© Peuples Noirs Peuples Africains no. 19 (1981) 141-147



SEMBENE OUSMANE
NOUVELLISTE

Daniel VIGNAL

« Prise de conscience »[1] est un court récit (dix pages seulement) centré autour de l'opposition entre deux personnages qu'une vingtaine d'années séparent en tous points : Ibra et Malic. Ces années constituent en fait le seul et unique matériau qui permettra à Sembène Ousmane d'ériger la réalité psychologique des deux personnages; réalité psychologique vue sous l'angle fragmentaire de la vie syndicale qui leur sert de chapeau dans la nouvelle. C'est au travers de cette nouvelle que je vais tenter de faire ressortir la technique de Sembène Ousmane nouvelliste en examinant successivement la structure de cette nouvelle, la caractérisation, les décors spatial et temporel, la narration et le point de vue, les thèmes principaux et enfin le langage.
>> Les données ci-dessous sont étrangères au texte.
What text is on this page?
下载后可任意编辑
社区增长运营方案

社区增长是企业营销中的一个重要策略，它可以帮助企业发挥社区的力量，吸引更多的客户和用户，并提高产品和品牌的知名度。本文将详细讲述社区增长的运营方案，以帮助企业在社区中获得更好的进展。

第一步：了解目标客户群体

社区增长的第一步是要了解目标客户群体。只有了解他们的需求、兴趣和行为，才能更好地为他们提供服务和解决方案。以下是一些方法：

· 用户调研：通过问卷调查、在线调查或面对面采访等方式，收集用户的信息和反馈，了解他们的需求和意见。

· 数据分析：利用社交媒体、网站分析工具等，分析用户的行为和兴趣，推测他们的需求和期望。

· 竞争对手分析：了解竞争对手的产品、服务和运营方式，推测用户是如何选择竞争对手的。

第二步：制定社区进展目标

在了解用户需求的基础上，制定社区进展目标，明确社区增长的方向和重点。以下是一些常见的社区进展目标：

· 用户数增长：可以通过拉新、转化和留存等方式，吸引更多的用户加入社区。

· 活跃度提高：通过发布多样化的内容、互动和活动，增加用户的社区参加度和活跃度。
L'étude sommaire de la structure de « Prise de conscience » met en évidence l'importance du temps comme agent de l'élaboration de la psychologie des deux personnages principaux.

A – Présentation d'Ibra au présent.[2] [PAGE 142]
B – Présentation d'Ibra au passé.[3]
C – Présentation de Malic lors de son altercation avec Ibra.[4]
D – Manœuvres secrètes puis ouvertes d'Ibra pour se débarrasser de Malic.[5]
E – Prise de conscience des ouvriers.[6]

Il ressort également de l'analyse de cette hypothèse sturcturale que l'auteur insiste énormément sur la présentation d'Ibra (A, B, C en partie et D), personnage que le lecteur est finalement amené à considérer comme élément négatif. Par contre, le caractère positif de Malic résulte plutôt de l'absence d'éléments négatifs le caractérisant et de l'opposition du personnage avec Ibra que de la présentation avantageuse que pourrait faire de lui Sembène Ousmane. En fait, quelques mots seulement seront utilisés par l'auteur pour décrire Malic :

    « Il était jeune, avec un visage émacié, des yeux en fentes, un menton volontaire recouvert d'une barbichette. »[7]

Rien de moins qu'un portrait à la « six-quatre-deux »...

La caractérisation – l'élaboration littéraire des personnages principaux – est primordiale dans la construction d'une nouvelle : elle doit être – pour des raisons évidentes – concise et puissante. Dans le cas présent, la caractérisation des personnages principaux – du couple Ibra/Malic – repose sur des données variées.

L'auteur/narrateur intervient directement pour présenter les deux facettes d'Ibra :

    1) L'Ibra du présent :
    « Un gars noirâtre et courtaud, les cheveux coupés avec des poils cendrés. »[8]

    2) aussi bien que l'Ibra du passé :
    «Il avait été parmi les plus exaltés qui prirent à l'assaut de la verve, la forteresse coloniale, pour l'égalité des salaires, entre Blancs et Noirs... »[9] [PAGE 143]

Mais il le fait aussi de manière indirecte en mettant en scène le personnage d'Ibra au moins dans sa période présente. C'est ainsi que les épisodes durant lesquels Ibra raconte ses aventures amoureuses ou se dispute avec Malic au sujet du travail quotidien à l'Union Syndicale sont très révélateurs de certains aspects de sa personnalité.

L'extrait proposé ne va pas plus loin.